Smoke on Cars
Higher Fuel Prices Could End Low Inflation
Tuesday September 17, 2019
Article Highlights
- Brent crude futures increased 15% yesterday, which was one of the largest single-day jumps in history.
- In the U.S., gas prices increased yesterday, but only $0.03 or 1.1% according to AAA’s daily national gauge of regular unleaded.
- Oil and gas futures are both trending back down so far today, demonstrating the volatily of the market and how quickly prices at the pump can move.
Brent crude futures increased 15% yesterday, which was one of the largest single-day jumps in history. The decline in Saudi production due to the Saturday attack on one of the world’s largest oil processing facilities amounts to an estimated 5% of the world’s oil supply.
In the U.S., gas prices increased yesterday, but only $0.03 or 1.1% according to AAA’s daily national gauge of regular unleaded. Yesterday’s average price nationally was $2.59, which remains almost 26 cents less than the average price a year ago.
This year’s story of low inflation has largely been driven by lower gas prices. Coupled with earnings growth, workers have enjoyed strong real earning gains, meaning earnings are growing faster than inflation, so more is left over.
One of the main reasons why Americans have benefited from lower gas prices is related to the growth in U.S. oil production brought on by fracking. The U.S. is now the world’s largest producer of oil, so we are less dependent on oil from Saudi Arabia.
Also helping us this year, our refineries have so far avoided any disruptions from hurricanes, which can often cause production problems and gas price increases in the late summer and fall.
It is unclear how long the Saudi production will be limited, as reports indicate repairs can be made relatively quickly, or if the attack could lead to further conflict and unrest in the Middle East. U.S. gasoline futures increased 13% yesterday, which would suggest that prices at the pump could move on average about 30 cents from where they were this weekend prior to the attack. Even with such an increase, we’d essentially be right where we were last fall.
Oil and gas futures are both trending back down so far today, demonstrating the volatily of the market and how quickly prices at the pump can move.
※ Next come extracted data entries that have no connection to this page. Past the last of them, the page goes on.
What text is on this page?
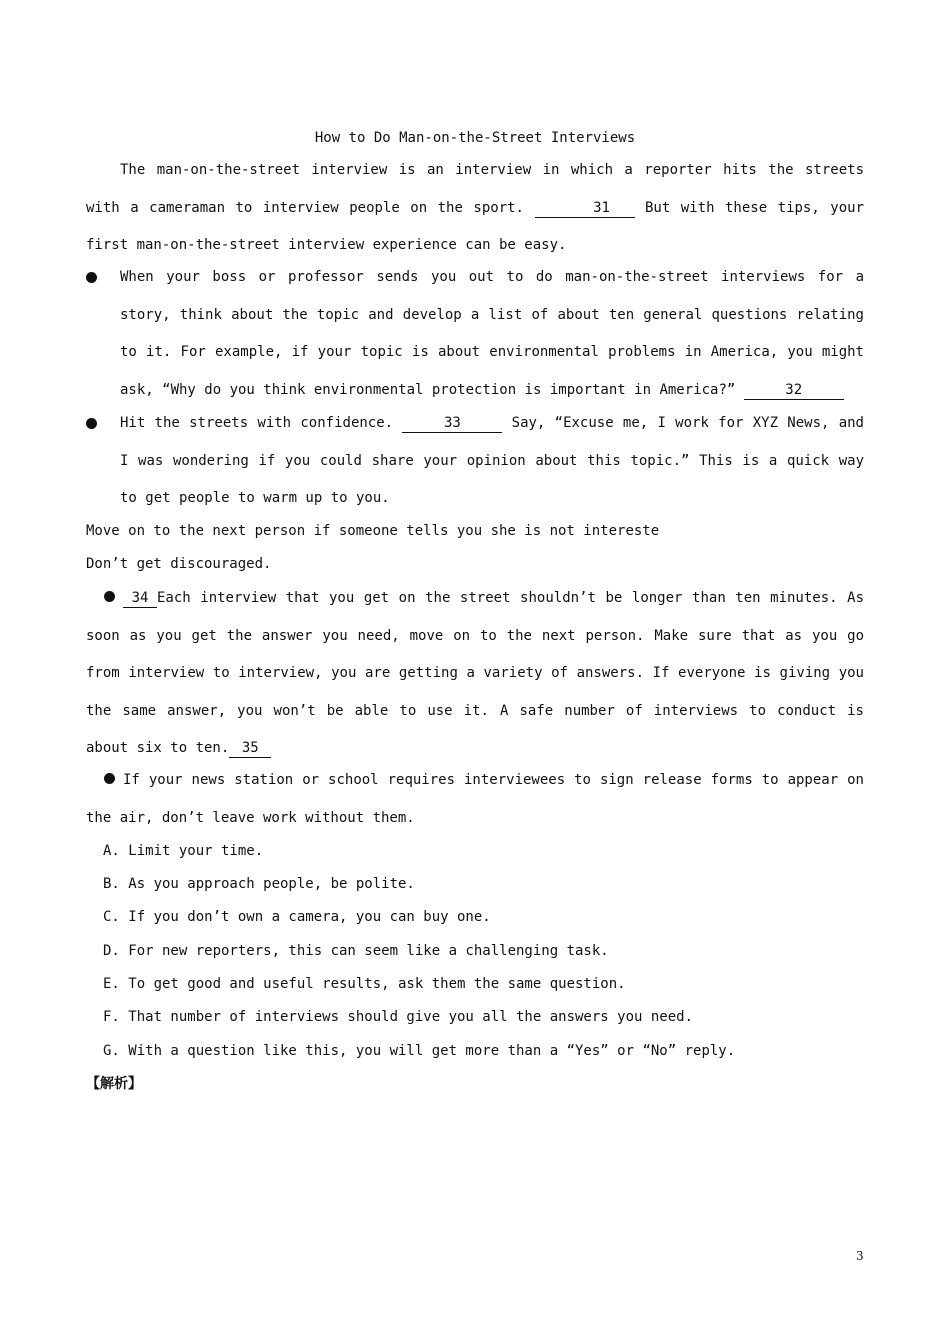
How to Do Man-on-the-Street Interviews

The man-on-the-street interview is an interview in which a reporter hits the streets with a cameraman to interview people on the sport.	31 But with these tips, your first man-on-the-street interview experience can be easy.

When your boss or professor sends you out to do man-on-the-street interviews for a story, think about the topic and develop a list of about ten general questions relating to it. For example, if your topic is about environmental problems in America, you might ask, “Why do you think environmental protection is important in America?”	32
Hit the streets with confidence.	33	Say, “Excuse me, I work for XYZ News, and I was wondering if you could share your opinion about this topic.” This is a quick way to get people to warm up to you.
Move on to the next person if someone tells you she is not intereste
Don’t get discouraged.

34 Each interview that you get on the street shouldn’t be longer than ten minutes. As soon as you get the answer you need, move on to the next person. Make sure that as you go from interview to interview, you are getting a variety of answers. If everyone is giving you the same answer, you won’t be able to use it. A safe number of interviews to conduct is about six to ten. 35

If your news station or school requires interviewees to sign release forms to appear on the air, don’t leave work without them.

A. Limit your time.
B. As you approach people, be polite.
C. If you don’t own a camera, you can buy one.
D. For new reporters, this can seem like a challenging task.
E. To get good and useful results, ask them the same question.
F. That number of interviews should give you all the answers you need.
G. With a question like this, you will get more than a “Yes” or “No” reply.
【解析】
3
While we could see prices move higher with more unrest, it’s likely this won’t be a major blow to consumers or to the U.S. economy. An increase of $0.30 per gallon will cost the average driver about $15 a month relative to what it has been costing to fuel up this summer. We were spending more last year. Yes, the U.S. consumer is clearly obsessed with larger, less-efficient trucks and SUVs, but the penalty for driving them is less pronounced now than it was a decade ago as all vehicles are more efficient, particularly popular SUVs.
If prices indeed remain at the projected increase level, we’ll lose the disinflation benefit of lower fuel costs. Ironically, that will push overall inflation into the target range that the Fed has been asking for.
Couple higher energy costs with the high likelihood of the Fed cutting rates tomorrow amidst an ongoing trade war, inflation may suddenly become more of a worry.